Qualification technique et juridique
La qualification SecNumCloud, attribuée par l’Agence nationale de la sécurité des systèmes d’information (ANSSI) aux prestataires cloud, repose sur un référentiel de plusieurs centaines d’exigences. Celles-ci portent sur la sécurité technique, opérationnelle et juridique d’un prestataire. Selon l’ANSSI, cette qualification vise à protéger les données et les traitements sensibles face à la cybercriminalité et aux lois extraterritoriales, constituant ainsi un repère fondé sur un processus d’évaluation indépendant.

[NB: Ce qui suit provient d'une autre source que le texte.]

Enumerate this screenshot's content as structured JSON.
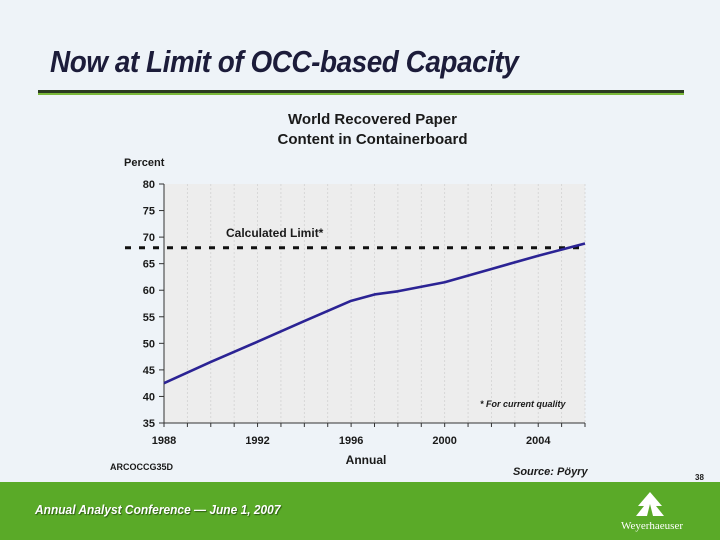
{
  "slide": {
    "title": "Now at Limit of OCC-based Capacity",
    "footer_code": "ARCOCCG35D",
    "source": "Source: Pöyry",
    "page_number": "38",
    "conference": "Annual Analyst Conference — June 1, 2007",
    "brand": "Weyerhaeuser"
  },
  "colors": {
    "series_line": "#2b2394",
    "limit_line": "#111111",
    "plot_background": "#ededed",
    "footer_green": "#5aaa28"
  },
  "chart_data": {
    "type": "line",
    "title_line1": "World Recovered Paper",
    "title_line2": "Content in Containerboard",
    "xlabel": "Annual",
    "ylabel": "Percent",
    "xlim": [
      1988,
      2006
    ],
    "ylim": [
      35,
      80
    ],
    "x_ticks": [
      1988,
      1992,
      1996,
      2000,
      2004
    ],
    "y_ticks": [
      35,
      40,
      45,
      50,
      55,
      60,
      65,
      70,
      75,
      80
    ],
    "series": [
      {
        "x": [
          1988,
          1990,
          1992,
          1994,
          1996,
          1997,
          1998,
          2000,
          2002,
          2004,
          2006
        ],
        "values": [
          42.5,
          46.5,
          50.3,
          54.2,
          58.0,
          59.2,
          59.8,
          61.5,
          64.0,
          66.5,
          68.8
        ]
      }
    ],
    "reference_line": {
      "label": "Calculated Limit*",
      "value": 68
    },
    "annotation": "* For current quality",
    "grid": "vertical"
  }
}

Protection de l’infrastructure
Un point souvent négligé par les entreprises est que la qualification SecNumCloud ne préjuge pas du niveau de sécurité des services numériques des clients qui utilisent cette offre cloud. En effet, un hébergement qualifié n’immunise pas contre une mauvaise configuration, une application mal conçue ou une interface de programmation négligée. Cette distinction modifie la perception d’un choix de cloud souverain, qui protège la couche infrastructure et le cadre juridique, mais laisse la couche applicative sous la responsabilité de l’organisation.
Souveraineté juridique versus sécurité opérationnelle
La notion de souveraineté recouvre deux enjeux distincts : le premier est juridique, garantissant que les données restent soumises au droit européen, tandis que le second est opérationnel, assurant qu’un système résiste aux tentatives d’intrusion, de fraude ou de détournement. Un cloud souverain répond au premier enjeu, mais ne fournit aucune garantie sur le second. Une application vulnérable, même hébergée en France, reste perfectible.
Stratégie de sécurité au-delà de l’infrastructure
Il est tentant de considérer le choix d’un hébergeur qualifié comme un fondement solide d’une stratégie de sécurité, notamment en vertu de la directive NIS2. Toutefois, en faire l’unique pilier revient à confondre le socle et l’édifice. La protection réelle d’une organisation s’établit dans la conception des applications, le contrôle des accès et la surveillance continue de l’activité.
La question centrale n’est donc pas seulement celle de la localisation des données, mais des moyens déployés pour protéger ce qui s’exécute au-dessus de l’infrastructure. Le cloud souverain, bien qu’il constitue une brique de conformité et de confiance juridique, ne peut pas être considéré comme une solution suffisante en soi. Une organisation qui se limite à ce choix d’infrastructure, tout en négligeant la sécurité de ses applications, de ses accès et de ses interfaces de programmation, bâtit sa stratégie sur des bases incomplètes.
L’enjeu n’est pas de choisir entre souveraineté et sécurité, mais de ne pas confondre ces deux notions.